General recommendations for logging

So, I’ve a logging setup for docker driver (thanks to this post) and get logs with enriched metadata.

However, my questions are more for exec and raw_exec driver. I don’t seem to find enough docs/config options to get this up and running myself, hence asking here.

Currently, Nomad stores the stdout/stderr logs inside alloc/logs/ directory. If the task is executing as exec, there’s no way to access these logs from the host. The typical solution of running a log collection agent (like vector) as a system job and read logs from a common directory (like /var/logs) isn’t possible, because Nomad currently doesn’t provide the option to configure a logging directory.

So, is the only choice to run a log collection agent as a sidecar task, which has access to /alloc/logs directory and collect it from there?

EDIT: I can also run vector as a system job and collect logs from /opt/nomad/data/allocs/ folder. But the biggest issue here is that I won’t know which particular job / group the alloc belongs to, unless I query Nomad API somehow before collecting the logs.

This seems a bit too hard than it should be :sweat_smile: Just wondering if I am missing out on something :slight_smile:

2 Likes

They way I approached this problem - also loosely based on the blog post you mention - I just run system promtail job that scrapes everything I’m interested in and pushes it to Grafana cloud.
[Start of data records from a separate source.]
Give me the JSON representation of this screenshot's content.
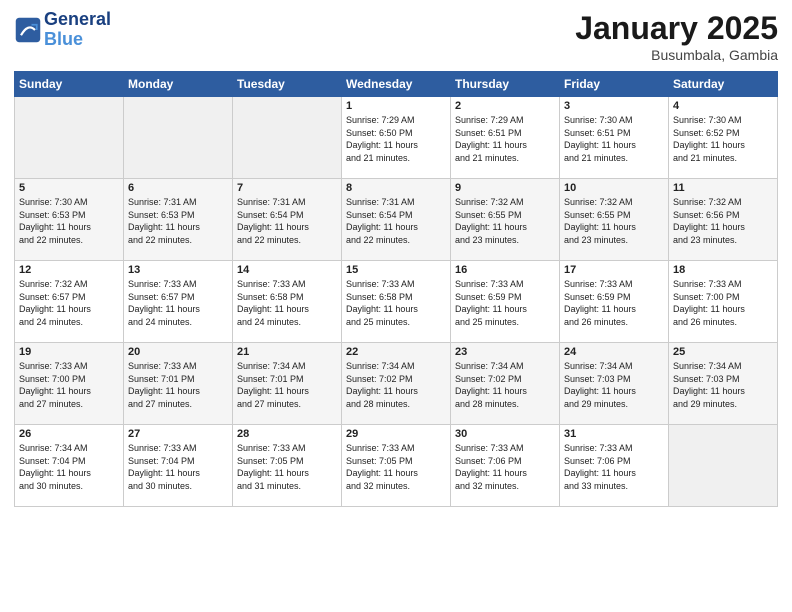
{
  "header": {
    "logo_line1": "General",
    "logo_line2": "Blue",
    "month": "January 2025",
    "location": "Busumbala, Gambia"
  },
  "weekdays": [
    "Sunday",
    "Monday",
    "Tuesday",
    "Wednesday",
    "Thursday",
    "Friday",
    "Saturday"
  ],
  "weeks": [
    [
      {
        "day": "",
        "content": ""
      },
      {
        "day": "",
        "content": ""
      },
      {
        "day": "",
        "content": ""
      },
      {
        "day": "1",
        "content": "Sunrise: 7:29 AM\nSunset: 6:50 PM\nDaylight: 11 hours\nand 21 minutes."
      },
      {
        "day": "2",
        "content": "Sunrise: 7:29 AM\nSunset: 6:51 PM\nDaylight: 11 hours\nand 21 minutes."
      },
      {
        "day": "3",
        "content": "Sunrise: 7:30 AM\nSunset: 6:51 PM\nDaylight: 11 hours\nand 21 minutes."
      },
      {
        "day": "4",
        "content": "Sunrise: 7:30 AM\nSunset: 6:52 PM\nDaylight: 11 hours\nand 21 minutes."
      }
    ],
    [
      {
        "day": "5",
        "content": "Sunrise: 7:30 AM\nSunset: 6:53 PM\nDaylight: 11 hours\nand 22 minutes."
      },
      {
        "day": "6",
        "content": "Sunrise: 7:31 AM\nSunset: 6:53 PM\nDaylight: 11 hours\nand 22 minutes."
      },
      {
        "day": "7",
        "content": "Sunrise: 7:31 AM\nSunset: 6:54 PM\nDaylight: 11 hours\nand 22 minutes."
      },
      {
        "day": "8",
        "content": "Sunrise: 7:31 AM\nSunset: 6:54 PM\nDaylight: 11 hours\nand 22 minutes."
      },
      {
        "day": "9",
        "content": "Sunrise: 7:32 AM\nSunset: 6:55 PM\nDaylight: 11 hours\nand 23 minutes."
      },
      {
        "day": "10",
        "content": "Sunrise: 7:32 AM\nSunset: 6:55 PM\nDaylight: 11 hours\nand 23 minutes."
      },
      {
        "day": "11",
        "content": "Sunrise: 7:32 AM\nSunset: 6:56 PM\nDaylight: 11 hours\nand 23 minutes."
      }
    ],
    [
      {
        "day": "12",
        "content": "Sunrise: 7:32 AM\nSunset: 6:57 PM\nDaylight: 11 hours\nand 24 minutes."
      },
      {
        "day": "13",
        "content": "Sunrise: 7:33 AM\nSunset: 6:57 PM\nDaylight: 11 hours\nand 24 minutes."
      },
      {
        "day": "14",
        "content": "Sunrise: 7:33 AM\nSunset: 6:58 PM\nDaylight: 11 hours\nand 24 minutes."
      },
      {
        "day": "15",
        "content": "Sunrise: 7:33 AM\nSunset: 6:58 PM\nDaylight: 11 hours\nand 25 minutes."
      },
      {
        "day": "16",
        "content": "Sunrise: 7:33 AM\nSunset: 6:59 PM\nDaylight: 11 hours\nand 25 minutes."
      },
      {
        "day": "17",
        "content": "Sunrise: 7:33 AM\nSunset: 6:59 PM\nDaylight: 11 hours\nand 26 minutes."
      },
      {
        "day": "18",
        "content": "Sunrise: 7:33 AM\nSunset: 7:00 PM\nDaylight: 11 hours\nand 26 minutes."
      }
    ],
    [
      {
        "day": "19",
        "content": "Sunrise: 7:33 AM\nSunset: 7:00 PM\nDaylight: 11 hours\nand 27 minutes."
      },
      {
        "day": "20",
        "content": "Sunrise: 7:33 AM\nSunset: 7:01 PM\nDaylight: 11 hours\nand 27 minutes."
      },
      {
        "day": "21",
        "content": "Sunrise: 7:34 AM\nSunset: 7:01 PM\nDaylight: 11 hours\nand 27 minutes."
      },
      {
        "day": "22",
        "content": "Sunrise: 7:34 AM\nSunset: 7:02 PM\nDaylight: 11 hours\nand 28 minutes."
      },
      {
        "day": "23",
        "content": "Sunrise: 7:34 AM\nSunset: 7:02 PM\nDaylight: 11 hours\nand 28 minutes."
      },
      {
        "day": "24",
        "content": "Sunrise: 7:34 AM\nSunset: 7:03 PM\nDaylight: 11 hours\nand 29 minutes."
      },
      {
        "day": "25",
        "content": "Sunrise: 7:34 AM\nSunset: 7:03 PM\nDaylight: 11 hours\nand 29 minutes."
      }
    ],
    [
      {
        "day": "26",
        "content": "Sunrise: 7:34 AM\nSunset: 7:04 PM\nDaylight: 11 hours\nand 30 minutes."
      },
      {
        "day": "27",
        "content": "Sunrise: 7:33 AM\nSunset: 7:04 PM\nDaylight: 11 hours\nand 30 minutes."
      },
      {
        "day": "28",
        "content": "Sunrise: 7:33 AM\nSunset: 7:05 PM\nDaylight: 11 hours\nand 31 minutes."
      },
      {
        "day": "29",
        "content": "Sunrise: 7:33 AM\nSunset: 7:05 PM\nDaylight: 11 hours\nand 32 minutes."
      },
      {
        "day": "30",
        "content": "Sunrise: 7:33 AM\nSunset: 7:06 PM\nDaylight: 11 hours\nand 32 minutes."
      },
      {
        "day": "31",
        "content": "Sunrise: 7:33 AM\nSunset: 7:06 PM\nDaylight: 11 hours\nand 33 minutes."
      },
      {
        "day": "",
        "content": ""
      }
    ]
  ]
}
Because I use consul I grab the services that have promtail=true (chosen arbitrarily), grab the ID of the task from the consul (_nomad-task-* part) and slurp alloc/logs/ directory (I mount system’s /var/nomad/alloc directory on the job in ro mode)
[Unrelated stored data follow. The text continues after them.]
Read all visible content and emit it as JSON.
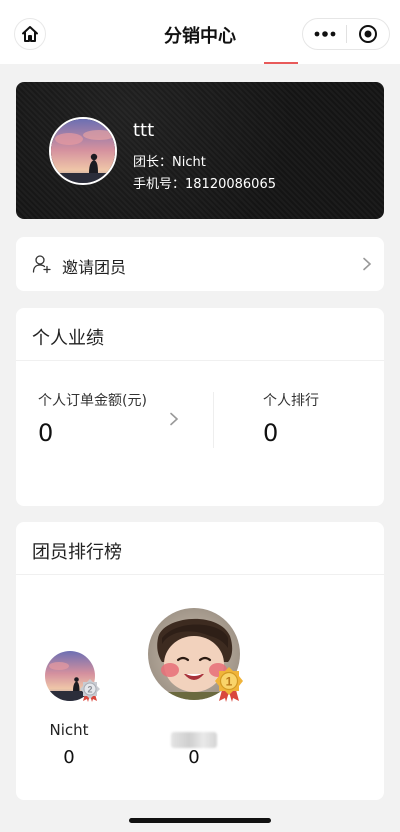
{
  "navbar": {
    "title": "分销中心",
    "home_icon": "home-icon",
    "more_icon": "more-dots-icon",
    "close_icon": "target-circle-icon",
    "accent": "#e85a5a"
  },
  "profile": {
    "name": "ttt",
    "leader": "团长：Nicht",
    "phone": "手机号：18120086065"
  },
  "invite": {
    "label": "邀请团员",
    "icon": "add-user-icon"
  },
  "performance": {
    "title": "个人业绩",
    "order_amount_label": "个人订单金额(元)",
    "order_amount_value": "0",
    "rank_label": "个人排行",
    "rank_value": "0"
  },
  "leaderboard": {
    "title": "团员排行榜",
    "entries": [
      {
        "rank_badge": "2",
        "name": "Nicht",
        "score": "0"
      },
      {
        "rank_badge": "1",
        "name": "",
        "score": "0"
      }
    ]
  }
}
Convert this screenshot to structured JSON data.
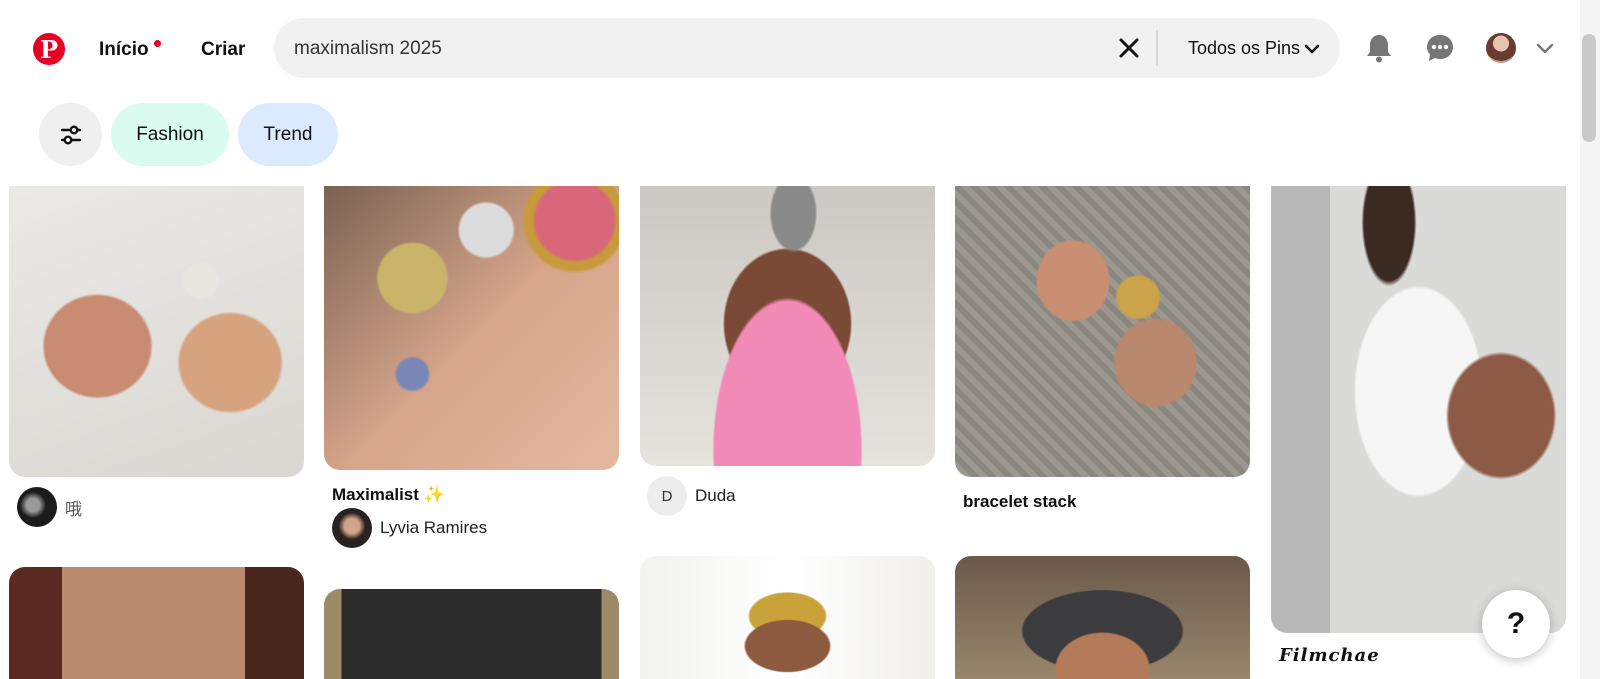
{
  "header": {
    "logo_letter": "P",
    "nav_home": "Início",
    "nav_create": "Criar",
    "search_value": "maximalism 2025",
    "search_scope": "Todos os Pins",
    "icons": [
      "pinterest-logo",
      "close-icon",
      "chevron-down-icon",
      "bell-icon",
      "chat-icon",
      "avatar",
      "chevron-down-icon"
    ]
  },
  "filters": {
    "chips": [
      "Fashion",
      "Trend"
    ],
    "chip_colors": [
      "#d9fbf0",
      "#dbeafe"
    ]
  },
  "pins": [
    {
      "user": "哦",
      "avatar_letter": ""
    },
    {
      "title": "Maximalist ✨",
      "user": "Lyvia Ramires"
    },
    {
      "user": "Duda",
      "avatar_letter": "D"
    },
    {
      "title": "bracelet stack"
    },
    {
      "title": "𝑭𝒊𝒍𝒎𝒄𝒉𝒂𝒆"
    }
  ],
  "help_label": "?",
  "colors": {
    "brand": "#e60023",
    "search_bg": "#f1f1f1"
  }
}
It’s probably not the most elegant solution but works for me :sweat_smile:

This week I hope to do the small write-up on the subject - if you’re interested in implementation details I can reach out to you (don’t want to spam the forum with external resources of my own making - will check the forum rules in that matter :see_no_evil:)

I’ve been using nomad-vector-logger in production since sometime. It’s working well for my usecase that I described above.
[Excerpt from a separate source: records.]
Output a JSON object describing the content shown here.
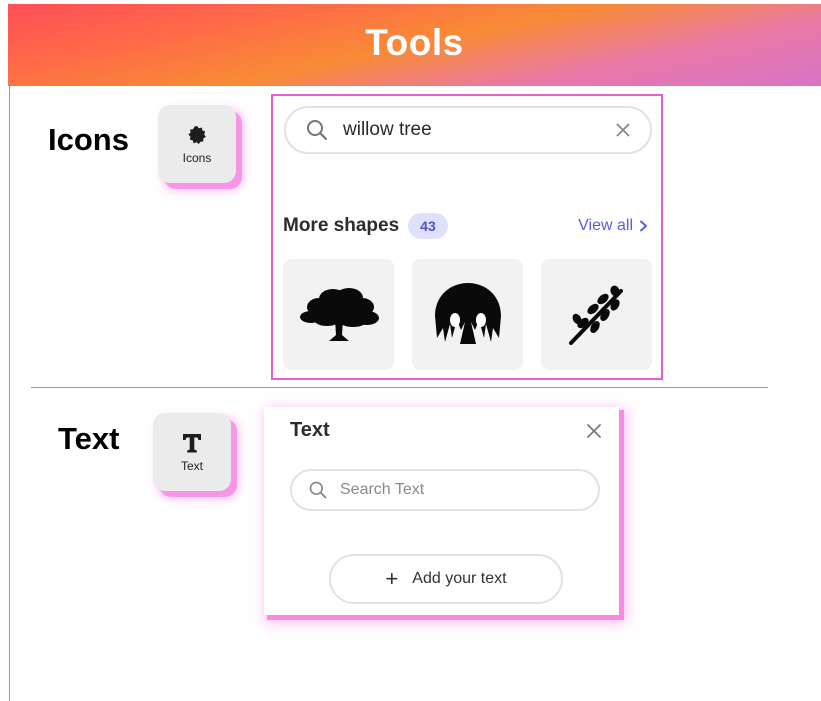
{
  "header": {
    "title": "Tools"
  },
  "sections": {
    "icons": {
      "label": "Icons",
      "tile_label": "Icons"
    },
    "text": {
      "label": "Text",
      "tile_label": "Text"
    }
  },
  "icons_panel": {
    "search": {
      "value": "willow tree",
      "search_icon": "search-icon",
      "clear_icon": "close-icon"
    },
    "more_shapes": {
      "title": "More shapes",
      "count": "43",
      "view_all": "View all"
    },
    "shapes": [
      {
        "name": "oak-tree-icon"
      },
      {
        "name": "willow-tree-icon"
      },
      {
        "name": "willow-branch-icon"
      }
    ]
  },
  "text_panel": {
    "title": "Text",
    "search_placeholder": "Search Text",
    "add_button": "Add your text"
  },
  "colors": {
    "accent_pink": "#e65fcf",
    "link_blue": "#5a5ed8",
    "badge_bg": "#dfe0fb"
  }
}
The daemon runs alongside vector (same group, different tasks so that they can share the same alloc_dir). It periodically fetches a list of allocations on the current node with their filepath and templates out a vector config. The user can provide their own extra vector templates to configure extra transformation (JSON/logfmt parsing/splitting namespaces etc) and then finally route to sink providers (Clickhouse/Elastic/S3 etc).

When the allocs are stopped, this daemon also removes them from the templated file after a configurable delay period, to ensure that Vector has finished processing all the remaining logs.

If anyone is facing an issue with exec/raw_exec tasks logging, check this out :slight_smile: Feedback welcome!